Net income climbed 84 percent to 831.8 million reais ($457.7 million) from 451.3 million reais in the year-earlier period, the Sao Paulo-based company said late yesterday in a statement. CSN, as the steelmaker is known, was expected to post profit of 610.8 million reais, according to the average of nine analyst estimates compiled by Bloomberg.
CSN, which is also Brazil’s second-largest iron-ore producer after Vale SA, is relying on its mining business to offset lower margins in its steel unit, hurt by reduced domestic industrial production. The iron-ore unit accounted for about 55 percent of the company’s Ebitda last year, or earnings before interest, taxes, depreciation and amortization.
Iron-ore sales volumes increased 25 percent in the quarter to a record 8.02 million metric tons while steel sales increased 15 percent to 1.2 million tons, the company said. Total revenue rose 21 percent to 4.17 billion reais in the period.
CSN’s mining business allowed the company to enjoy higher profit margins than its rivals, Victor Penna, an equity analyst at Banco do Brasil SA (BBAS3), said in a note to clients today.
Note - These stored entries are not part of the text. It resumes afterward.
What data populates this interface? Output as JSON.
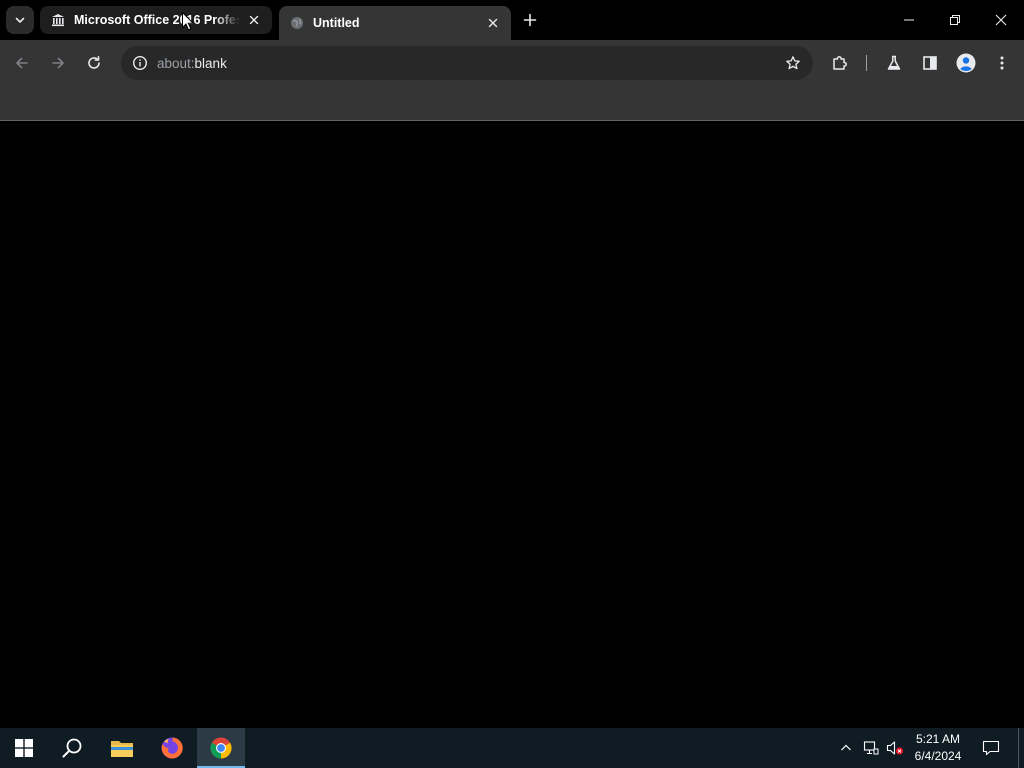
{
  "browser": {
    "tabs": [
      {
        "title": "Microsoft Office 2016 Professional",
        "favicon": "bank-icon",
        "active": false
      },
      {
        "title": "Untitled",
        "favicon": "globe-icon",
        "active": true
      }
    ],
    "address_bar": {
      "url_prefix": "about:",
      "url_host": "blank"
    },
    "accent": "#353535"
  },
  "taskbar": {
    "apps": [
      "start-icon",
      "search-icon",
      "file-explorer-icon",
      "firefox-icon",
      "chrome-icon"
    ],
    "clock": {
      "time": "5:21 AM",
      "date": "6/4/2024"
    },
    "colors": {
      "background": "#101c24",
      "active_indicator": "#76b9ed"
    }
  }
}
“CSN is likely to improve its performance in future quarters as it boosts iron-ore volumes and it implements possible steel price increases,” the analyst said.
CSN declined 2.2 percent to close at 17.89 reais in Sao Paulo, its lowest in two weeks. The stock has climbed 19 percent this year, more than the 16 percent gain in Brazil’s benchmark Bovespa stock index.
CSN, which is planning to invest about $20 billion in the next five years, is targeting steel output of 5.7 million tons during 2012 including about 800,000 tons from a unit in Germany, Executive Director for Steel Sales Luiz Martinez told analysts today on an earnings conference call. The company sees “space” for steel prices in Brazil to rise between 5 percent and 10 percent this year, he said.
CSN will take “all measures” to preserve its investment in Usinas Siderurgicas de Minas Gerais SA (USIM5), Investor Relations Executive Officer David Salama said on the same call, without providing details. The company held 20.14 percent of the preferred stock of Usiminas, as Brazil’s second-largest steelmaker is known, and 11.97 percent of its common shares as of Dec. 31, CSN said in a separate filing late yesterday. It added that the stakes have declined about 35 percent and 31 percent, respectively since its purchase until yesterday.
Gerdau SA (GGBR4), Latin America’s largest steel producer, reported Feb. 16 fourth-quarter profit that beat analysts’ estimates on rising demand in Brazil and North America.